Getting the necessary supplies is one aspect of preparing for the 2020-2021 school year, and the return of students and teachers to classrooms for the first time since March, as the district awaits further guidance from the Department of Elementary and Secondary Education.

Conselino said planning so far has focused on five areas, including obtaining personal protective equipment, getting face coverings and masks for all students and staff, deploying a system for ensuring regular hand washing and, in the absence of classroom sinks or nearby bathrooms, hand sanitizing, screening staff and students entering the buildings, and establishing isolation and discharge procedures.

Conselino said temperature screenings will not be part of the protocol, but any students who has symptoms of COVID-19 will have to be picked up by a parent or guardian within an hour, and a cleaning and sanitizing protocol for the classroom will be used.
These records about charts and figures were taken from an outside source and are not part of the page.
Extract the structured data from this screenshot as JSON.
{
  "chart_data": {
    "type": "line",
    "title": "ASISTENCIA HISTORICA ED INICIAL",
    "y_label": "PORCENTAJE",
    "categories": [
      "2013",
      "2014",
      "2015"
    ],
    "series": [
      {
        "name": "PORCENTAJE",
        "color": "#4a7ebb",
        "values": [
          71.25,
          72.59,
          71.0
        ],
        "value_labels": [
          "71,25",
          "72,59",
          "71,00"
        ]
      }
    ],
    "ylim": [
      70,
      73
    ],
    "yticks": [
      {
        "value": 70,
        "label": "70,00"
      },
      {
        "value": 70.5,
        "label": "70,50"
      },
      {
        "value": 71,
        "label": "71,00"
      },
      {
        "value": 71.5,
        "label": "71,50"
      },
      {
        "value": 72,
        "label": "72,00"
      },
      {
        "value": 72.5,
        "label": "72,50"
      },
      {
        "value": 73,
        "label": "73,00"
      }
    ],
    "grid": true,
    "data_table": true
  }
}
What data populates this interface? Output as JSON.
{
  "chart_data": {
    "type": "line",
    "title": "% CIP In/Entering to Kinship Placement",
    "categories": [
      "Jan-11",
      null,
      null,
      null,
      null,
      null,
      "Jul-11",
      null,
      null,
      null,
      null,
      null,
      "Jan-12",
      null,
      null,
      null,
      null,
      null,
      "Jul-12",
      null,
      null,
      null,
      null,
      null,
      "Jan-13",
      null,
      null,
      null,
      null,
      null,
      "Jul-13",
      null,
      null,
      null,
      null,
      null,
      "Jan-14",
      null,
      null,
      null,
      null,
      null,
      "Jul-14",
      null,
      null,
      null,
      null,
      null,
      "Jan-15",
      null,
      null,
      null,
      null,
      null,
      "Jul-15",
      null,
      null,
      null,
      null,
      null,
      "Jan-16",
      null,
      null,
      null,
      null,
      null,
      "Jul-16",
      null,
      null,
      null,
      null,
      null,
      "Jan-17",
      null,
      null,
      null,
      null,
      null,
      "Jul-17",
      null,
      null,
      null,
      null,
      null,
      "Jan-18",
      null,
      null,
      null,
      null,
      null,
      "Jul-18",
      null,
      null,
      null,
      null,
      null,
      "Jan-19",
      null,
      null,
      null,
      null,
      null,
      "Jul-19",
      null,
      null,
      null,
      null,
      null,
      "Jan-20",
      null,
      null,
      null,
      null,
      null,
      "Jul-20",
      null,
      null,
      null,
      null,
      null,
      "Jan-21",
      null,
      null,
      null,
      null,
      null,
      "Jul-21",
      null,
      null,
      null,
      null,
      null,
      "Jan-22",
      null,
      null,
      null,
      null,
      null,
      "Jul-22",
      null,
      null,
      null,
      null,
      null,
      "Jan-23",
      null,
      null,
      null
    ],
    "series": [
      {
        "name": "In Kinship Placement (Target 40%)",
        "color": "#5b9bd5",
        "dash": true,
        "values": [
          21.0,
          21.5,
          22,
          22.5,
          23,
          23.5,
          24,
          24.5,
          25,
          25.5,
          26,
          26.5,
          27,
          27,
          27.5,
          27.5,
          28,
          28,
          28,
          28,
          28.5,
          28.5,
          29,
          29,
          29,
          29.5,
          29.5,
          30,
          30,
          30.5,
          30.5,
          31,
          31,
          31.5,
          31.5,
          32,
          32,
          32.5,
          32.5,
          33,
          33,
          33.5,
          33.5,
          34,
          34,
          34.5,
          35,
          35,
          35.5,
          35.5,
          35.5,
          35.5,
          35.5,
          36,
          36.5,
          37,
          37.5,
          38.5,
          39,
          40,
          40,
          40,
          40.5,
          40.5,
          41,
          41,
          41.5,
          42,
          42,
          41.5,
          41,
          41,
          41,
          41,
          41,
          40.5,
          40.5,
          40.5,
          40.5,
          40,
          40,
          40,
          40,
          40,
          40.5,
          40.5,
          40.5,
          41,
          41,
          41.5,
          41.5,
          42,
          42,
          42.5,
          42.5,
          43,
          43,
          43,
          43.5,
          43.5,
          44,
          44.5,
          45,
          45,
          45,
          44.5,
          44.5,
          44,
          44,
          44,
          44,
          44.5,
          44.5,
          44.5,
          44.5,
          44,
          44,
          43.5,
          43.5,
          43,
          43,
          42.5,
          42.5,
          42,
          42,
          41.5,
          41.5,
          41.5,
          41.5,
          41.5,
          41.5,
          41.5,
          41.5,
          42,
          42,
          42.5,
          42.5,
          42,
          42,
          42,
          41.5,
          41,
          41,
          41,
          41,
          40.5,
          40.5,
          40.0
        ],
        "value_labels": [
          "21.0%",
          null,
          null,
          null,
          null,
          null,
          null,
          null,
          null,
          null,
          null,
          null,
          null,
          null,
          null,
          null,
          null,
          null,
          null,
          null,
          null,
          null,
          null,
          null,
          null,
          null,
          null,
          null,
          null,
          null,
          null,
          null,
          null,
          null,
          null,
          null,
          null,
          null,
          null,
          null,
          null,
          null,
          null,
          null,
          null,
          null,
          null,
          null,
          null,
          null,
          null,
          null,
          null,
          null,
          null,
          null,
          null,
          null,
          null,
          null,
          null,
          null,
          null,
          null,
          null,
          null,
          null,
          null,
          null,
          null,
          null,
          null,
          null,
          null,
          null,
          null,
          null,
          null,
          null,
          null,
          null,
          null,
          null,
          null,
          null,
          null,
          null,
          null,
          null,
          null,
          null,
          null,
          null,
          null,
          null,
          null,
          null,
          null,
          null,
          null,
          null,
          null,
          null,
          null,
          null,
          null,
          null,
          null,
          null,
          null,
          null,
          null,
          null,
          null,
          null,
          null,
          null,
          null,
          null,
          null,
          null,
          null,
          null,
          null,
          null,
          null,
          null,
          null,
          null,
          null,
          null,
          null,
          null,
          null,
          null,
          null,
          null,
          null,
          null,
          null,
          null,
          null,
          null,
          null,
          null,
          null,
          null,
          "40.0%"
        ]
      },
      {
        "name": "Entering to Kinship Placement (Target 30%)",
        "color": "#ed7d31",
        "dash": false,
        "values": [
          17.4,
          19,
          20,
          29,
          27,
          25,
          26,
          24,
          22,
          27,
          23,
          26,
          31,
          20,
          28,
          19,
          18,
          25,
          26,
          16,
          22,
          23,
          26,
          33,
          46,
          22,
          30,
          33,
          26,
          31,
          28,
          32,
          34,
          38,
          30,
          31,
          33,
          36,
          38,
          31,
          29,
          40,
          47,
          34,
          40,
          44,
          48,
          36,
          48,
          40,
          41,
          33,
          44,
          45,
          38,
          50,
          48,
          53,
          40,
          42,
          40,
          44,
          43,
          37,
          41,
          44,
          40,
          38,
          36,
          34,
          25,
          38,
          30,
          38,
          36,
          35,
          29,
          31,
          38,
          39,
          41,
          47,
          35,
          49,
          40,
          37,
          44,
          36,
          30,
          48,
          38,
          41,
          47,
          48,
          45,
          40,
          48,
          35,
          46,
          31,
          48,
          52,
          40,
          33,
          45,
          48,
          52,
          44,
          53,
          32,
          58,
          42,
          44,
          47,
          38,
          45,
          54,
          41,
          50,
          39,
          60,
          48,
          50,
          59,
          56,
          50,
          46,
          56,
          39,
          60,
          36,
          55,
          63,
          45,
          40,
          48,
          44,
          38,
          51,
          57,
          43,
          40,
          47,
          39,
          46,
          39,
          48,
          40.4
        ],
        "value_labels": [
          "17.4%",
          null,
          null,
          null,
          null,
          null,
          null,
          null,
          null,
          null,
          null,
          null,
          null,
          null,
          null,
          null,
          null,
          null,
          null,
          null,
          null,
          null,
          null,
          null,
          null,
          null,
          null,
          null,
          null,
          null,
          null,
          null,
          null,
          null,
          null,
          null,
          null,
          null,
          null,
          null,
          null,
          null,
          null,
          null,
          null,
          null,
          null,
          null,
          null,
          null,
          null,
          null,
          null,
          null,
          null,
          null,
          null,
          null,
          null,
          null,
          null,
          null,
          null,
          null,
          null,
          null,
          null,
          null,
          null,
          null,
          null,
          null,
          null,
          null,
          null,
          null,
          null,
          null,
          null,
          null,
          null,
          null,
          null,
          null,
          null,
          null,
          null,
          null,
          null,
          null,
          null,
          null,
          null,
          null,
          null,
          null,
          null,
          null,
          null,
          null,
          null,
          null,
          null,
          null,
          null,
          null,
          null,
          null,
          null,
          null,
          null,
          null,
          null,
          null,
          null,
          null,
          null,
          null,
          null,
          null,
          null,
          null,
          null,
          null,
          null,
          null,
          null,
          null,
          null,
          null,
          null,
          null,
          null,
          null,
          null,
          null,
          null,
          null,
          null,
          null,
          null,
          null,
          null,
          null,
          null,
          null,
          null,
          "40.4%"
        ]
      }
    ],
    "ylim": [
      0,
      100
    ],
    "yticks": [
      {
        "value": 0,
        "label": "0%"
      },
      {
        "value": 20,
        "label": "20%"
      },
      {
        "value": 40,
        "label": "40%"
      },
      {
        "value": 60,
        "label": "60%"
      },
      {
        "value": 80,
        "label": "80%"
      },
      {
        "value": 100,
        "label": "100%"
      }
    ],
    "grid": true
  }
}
Superintendent Michael Morris said one of the most anticipated challenges confronting the district is how to get children to the schools without a significant increase in the number of buses.

“It’s one of the largest variables in the whole operations,” Morris said.

Many parents might already feel uncomfortable allowing their children to ride on buses, which would help as the requirements are in place to limit capacity on the buses to maintain social distancing 

“There’s no way we’ll be able to run enough buses without parental support,” Morris said.